Tiba-tiba Linghu Chong berbicara dengan suara keras, “Di sekitar tempat ini banyak maling ayam dan pencuri anjing. Mereka bisa saja tiba-tiba muncul dan merampas harta benda orang lewat. Walaupun kalian kaum biarawati, tapi harus tetap berhati-hati. Jangan sampai derma yang kalian peroleh dengan susah payah direbut mereka.”

Yiqing tertawa dan berkata, “Kalau ada Jenderal bersama kami, mana mungkin ada maling ayam berani menunjukkan batang hidung di sini?”

Linghu Chong kembali berteriak-teriak, “Hei, hei, awas! Di atas sana sepertinya banyak orang mengintai!”

Seorang murid menanggapi, “Jenderal ini memang bawel. Mana mungkin kami takut kepada maling ayam?”

Belum selesai ia berkata, tiba-tiba terdengar jeritan dua murid perempuan yang lain, “Aduh!” dan tubuh mereka terguling-guling jatuh ke bawah. Dengan cekatan dua temannya bergegas menangkap mereka.

Beberapa murid di depan pun berseru, “Awas, ada musuh melepaskan senjata rahasia!” Belum habis ucapannya kembali terlihat seorang murid terguling ke bawah.

Yihe berseru, “Semua tiarap! Awas senjata rahasia musuh!”

Serentak mereka bersama-sama merendahkan tubuh.

Linghu Chong pun memaki-maki, “Maling ayam kurang ajar! Apa kalian tidak tahu ada jenderal di sini?”

Yilin menarik-narik lengan bajunya sambil berkata cemas, “Lekas tiarap, lekas!”

Beberapa murid Perguruan Henshan yang berada di depan balas melepaskan senjata rahasia berupa panah kecil dan manik-manik besi. Tapi musuh bersembunyi di balik batu-batuan padas, seorang pun tidak terlihat. Sudah tentu serangan mereka hanya mengenai tempat kosong.

Begitu mendengar adanya serangan musuh, Biksuni Dingjing bergegas maju dengan melompati kepala para murid. Sampai di belakang Linghu Chong, secepat kilat ia lantas melayang pula melewati kepalanya.

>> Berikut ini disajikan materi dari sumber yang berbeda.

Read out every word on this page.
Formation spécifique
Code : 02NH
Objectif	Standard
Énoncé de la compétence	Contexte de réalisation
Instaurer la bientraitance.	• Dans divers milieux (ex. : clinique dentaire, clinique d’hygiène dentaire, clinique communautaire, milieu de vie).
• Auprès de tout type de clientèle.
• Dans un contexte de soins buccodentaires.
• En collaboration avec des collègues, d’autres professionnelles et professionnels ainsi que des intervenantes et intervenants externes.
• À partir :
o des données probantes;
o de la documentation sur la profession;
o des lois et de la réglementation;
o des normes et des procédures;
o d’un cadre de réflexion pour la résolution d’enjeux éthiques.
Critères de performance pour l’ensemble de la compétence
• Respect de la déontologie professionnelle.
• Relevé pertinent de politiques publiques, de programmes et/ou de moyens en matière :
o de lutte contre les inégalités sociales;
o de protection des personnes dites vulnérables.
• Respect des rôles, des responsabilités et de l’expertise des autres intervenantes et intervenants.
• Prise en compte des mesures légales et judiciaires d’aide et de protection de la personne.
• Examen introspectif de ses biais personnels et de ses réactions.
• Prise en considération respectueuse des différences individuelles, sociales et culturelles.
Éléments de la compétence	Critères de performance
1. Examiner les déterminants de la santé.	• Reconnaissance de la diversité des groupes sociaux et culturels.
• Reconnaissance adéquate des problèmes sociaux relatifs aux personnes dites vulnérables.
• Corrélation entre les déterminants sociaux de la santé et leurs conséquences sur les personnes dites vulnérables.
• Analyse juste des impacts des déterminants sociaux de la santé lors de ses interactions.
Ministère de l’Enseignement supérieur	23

Kontan Linghu Chong berteriak-teriak, “Wah, sial, sial!” Lalu ia meludah beberapa kali karena sudah menjadi tradisi bahwa dilompati kepala akan mendatangkan kesialan.

Terlihat Biksuni Dingjing terus menyerbu ke atas melewati hamburan senjata rahasia musuh sambil mengibaskan lengan bajunya berkali-kali. Senjata-senjata berukuran kecil itu ada yang menancap di kain lengan bajunya yang longgar, ada pula yang ditangkisnya jatuh. Hanya beberapa kali meloncat, tubuhnya sudah sampai di atas bukit.

Akan tetapi, baru saja sebelah kakinya mendarat di tanah, tiba-tiba terasa kesiuran angin menyambar. Rupanya sebatang toya tembaga telah menghantam ke atas kepalanya. Dari suara angin yang menderu itu dapatlah diketahui bahwa toya tersebut pasti sangat berat.

Biksuni Dingjing tidak berani menangkis begitu saja. Ia hanya berkelit dan bergeser ke samping. Tapi tahu-tahu dua tombak berantai lantas menusuknya pula dari atas dan bawah. Ternyata di puncak bukit itu telah muncul tiga orang jago mengeroyok dirinya.

“Dasar pengecut!” bentak Dingjing sambil mencabut pedangnya. Sekali tangkis serangan kedua tombak lawan dapat dibelokkannya ke samping. Tapi toya tembaga tadi lagi-lagi menyapu ke arah pinggangnya. Dengan tetap bersikap tabah, ia pun mengayunkan pedangnya untuk menangkis toya musuh, disusul dengan tebasan ke bawah. Tapi tombak lawan tahu-tahu menusuk pula ke bahunya.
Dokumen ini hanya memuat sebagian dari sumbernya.